Lt. Gov. Dan Patrick outlined a plan Thursday that on the surface promised a raise for teachers and relief for rate hikes resulting from the TRS-Care funding shortfall which lawmakers only partially covered during the regular session of the 85th Texas Legislature.
Patrick proposed to provide pay increases and bonuses based on longevity, which is at odds with what is widely expected to be a performance-based plan offered by Gov. Greg Abbott. A $1,000 pay raise for the state’s roughly 350,000 teachers would carry a state fiscal note of approximately $700 million over the next biennium. Abbott and Patrick have both suggested raises could be funded through existing district budgets, which in reality would amount to an unfunded mandate districts would be unlikely to afford.
The budget passed by the Texas Senate during the regular session spent nearly $2 billion less on public schools, forcing districts to rely even more on local property tax revenue to keep funding flat relative to inflation and enrollment growth. In an unsuccessful effort to pass a voucher bill unpopular with Texas voters, the Senate blocked a plan by the House to invest an additional $1.6 billion in public education that would have increased overall funding and provided relief to schools facing potential closure as a result of the loss of Additional State Aid for Tax Relief (ASATR) funds.
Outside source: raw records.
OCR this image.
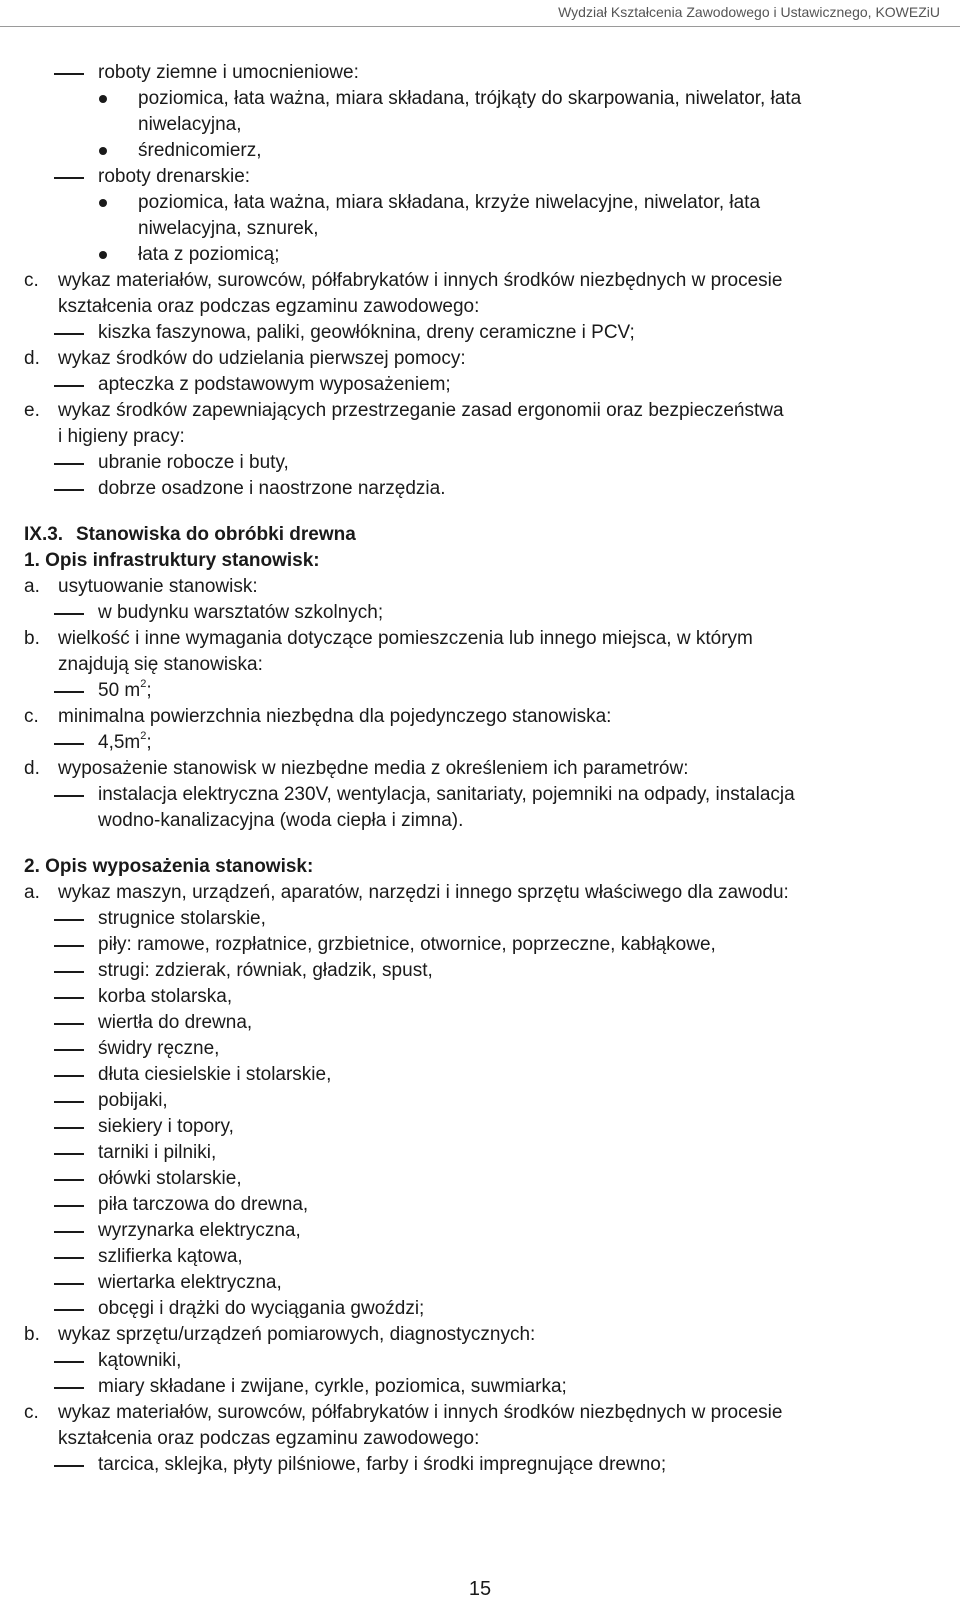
Wydział Kształcenia Zawodowego i Ustawicznego, KOWEZiU
roboty ziemne i umocnieniowe:
poziomica, łata ważna, miara składana, trójkąty do skarpowania, niwelator, łata
niwelacyjna,
średnicomierz,
roboty drenarskie:
poziomica, łata ważna, miara składana, krzyże niwelacyjne, niwelator, łata
niwelacyjna, sznurek,
łata z poziomicą;
c. wykaz materiałów, surowców, półfabrykatów i innych środków niezbędnych w procesie
kształcenia oraz podczas egzaminu zawodowego:
kiszka faszynowa, paliki, geowłóknina, dreny ceramiczne i PCV;
d. wykaz środków do udzielania pierwszej pomocy:
apteczka z podstawowym wyposażeniem;
e. wykaz środków zapewniających przestrzeganie zasad ergonomii oraz bezpieczeństwa
i higieny pracy:
ubranie robocze i buty,
dobrze osadzone i naostrzone narzędzia.
IX.3. Stanowiska do obróbki drewna
1. Opis infrastruktury stanowisk:
a. usytuowanie stanowisk:
w budynku warsztatów szkolnych;
b. wielkość i inne wymagania dotyczące pomieszczenia lub innego miejsca, w którym
znajdują się stanowiska:
50 $m^2$;
c. minimalna powierzchnia niezbędna dla pojedynczego stanowiska:
$4,5m^2$;
d. wyposażenie stanowisk w niezbędne media z określeniem ich parametrów:
instalacja elektryczna 230V, wentylacja, sanitariaty, pojemniki na odpady, instalacja
wodno-kanalizacyjna (woda ciepła i zimna).
2. Opis wyposażenia stanowisk:
a. wykaz maszyn, urządzeń, aparatów, narzędzi i innego sprzętu właściwego dla zawodu:
strugnice stolarskie,
piły: ramowe, rozpłatnice, grzbietnice, otwornice, poprzeczne, kabłąkowe,
strugi: zdzierak, równiak, gładzik, spust,
korba stolarska,
wiertła do drewna,
świdry ręczne,
dłuta ciesielskie i stolarskie,
pobijaki,
siekiery i topory,
tarniki i pilniki,
ołówki stolarskie,
piła tarczowa do drewna,
wyrzynarka elektryczna,
szlifierka kątowa,
wiertarka elektryczna,
obcęgi i drążki do wyciągania gwoździ;
b. wykaz sprzętu/urządzeń pomiarowych, diagnostycznych:
kątowniki,
miary składane i zwijane, cyrkle, poziomica, suwmiarka;
c. wykaz materiałów, surowców, półfabrykatów i innych środków niezbędnych w procesie
kształcenia oraz podczas egzaminu zawodowego:
tarcica, sklejka, płyty pilśniowe, farby i środki impregnujące drewno;
15
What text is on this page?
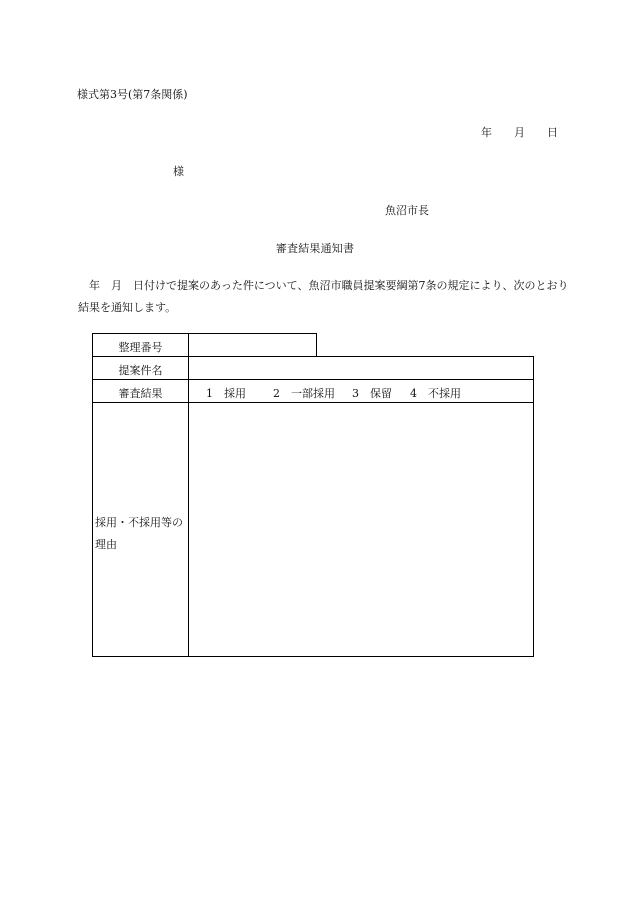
様式第3号(第7条関係)
年 月 日
様
魚沼市長
審査結果通知書
年　月　日付けで提案のあった件について、魚沼市職員提案要綱第7条の規定により、次のとおり結果を通知します。
整理番号
提案件名
審査結果	1　 採用 2　 一部採用 3　 保留 4　 不採用
採用・不採用等の理由
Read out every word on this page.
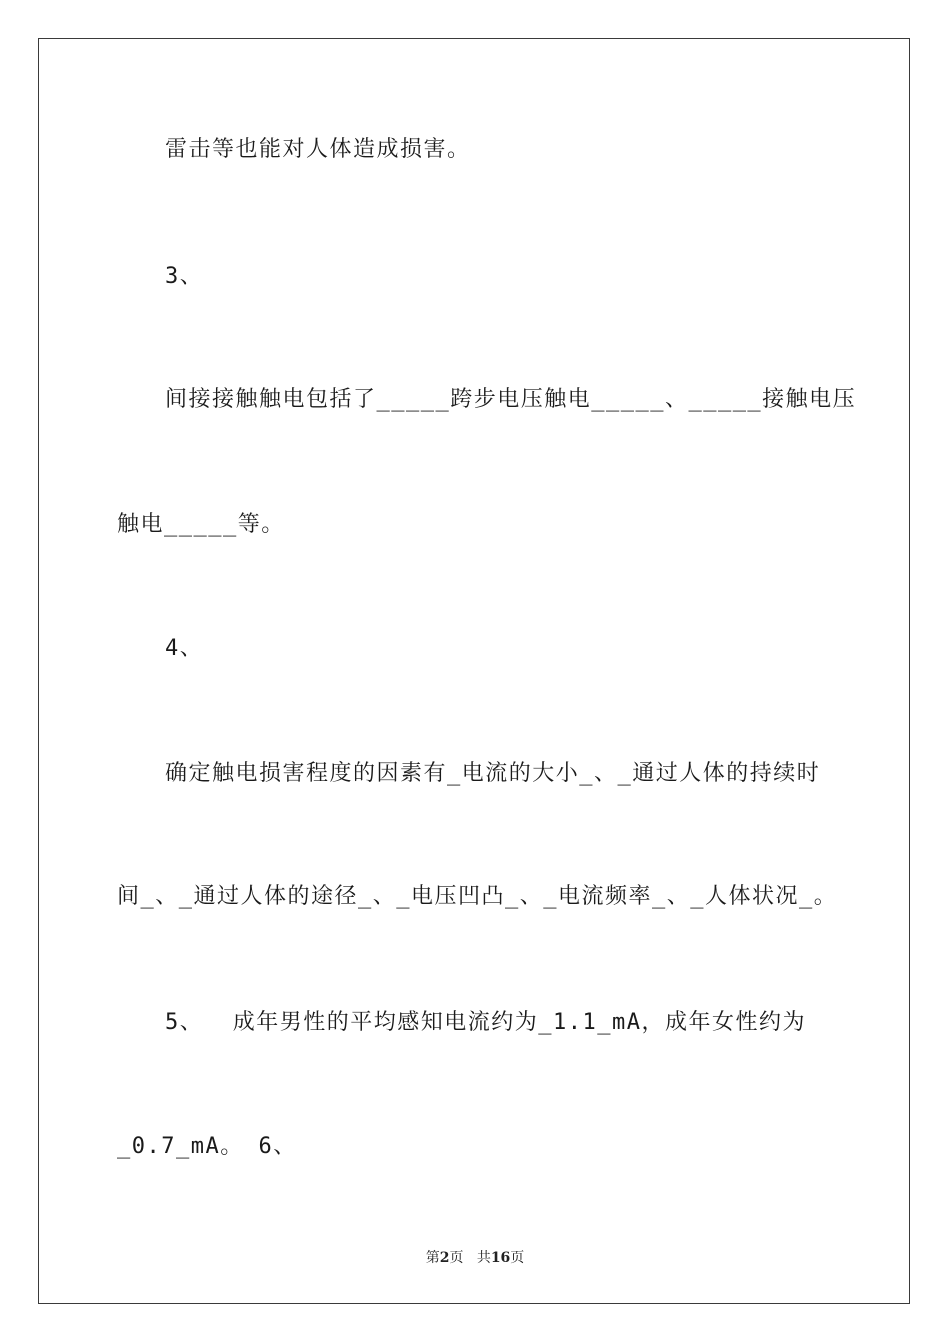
雷击等也能对人体造成损害。
3、
间接接触触电包括了_____跨步电压触电_____、_____接触电压
触电_____等。
4、
确定触电损害程度的因素有_电流的大小_、_通过人体的持续时
间_、_通过人体的途径_、_电压凹凸_、_电流频率_、_人体状况_。
5、  成年男性的平均感知电流约为_1.1_mA，成年女性约为
_0.7_mA。 6、
第2页 共16页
On Thursday, Patrick suggested providing $150 million in relief to the mostly small, rural schools that now face a funding crisis and putting another $200 million into the Teacher Retirement System (TRS). The system was forced to raise rates in June after the legislature covered roughly half of the $1 billion shortfall facing TRS-Care heading into the 2017 legislative session.
The House plan would have made use of a common budget process known as a deferral, which Lt. Gov. Patrick referred to Thursday as a “Ponzi scheme.” Yet the lieutenant governor suggested finding $700 million in funding for his plan by using just such a deferral – this time for payments to managed care organizations. In the long term, Patrick suggested using $700 million of the $1.3 billion the Texas Lottery already sends to public education. It is important to note that such a procedure would not involve new funding, and could force local districts to cut spending in other areas in order to cover the cost.
ATPE maintains that teachers deserve a raise and relief from rising health care costs that is fully funded by the state. Without a formal proposal to review, it is difficult to judge the merits of the lieutenant governor’s plan. While it is heartening to hear the lieutenant governor acknowledge these as important issues, it’s difficult to take any proposal without new funding seriously.
The education community remains under attack by bills to weaken public schools through private school vouchers and legislation to silence educators by banning payroll deduction for membership association dues. Both the governor and lieutenant governor support these bills.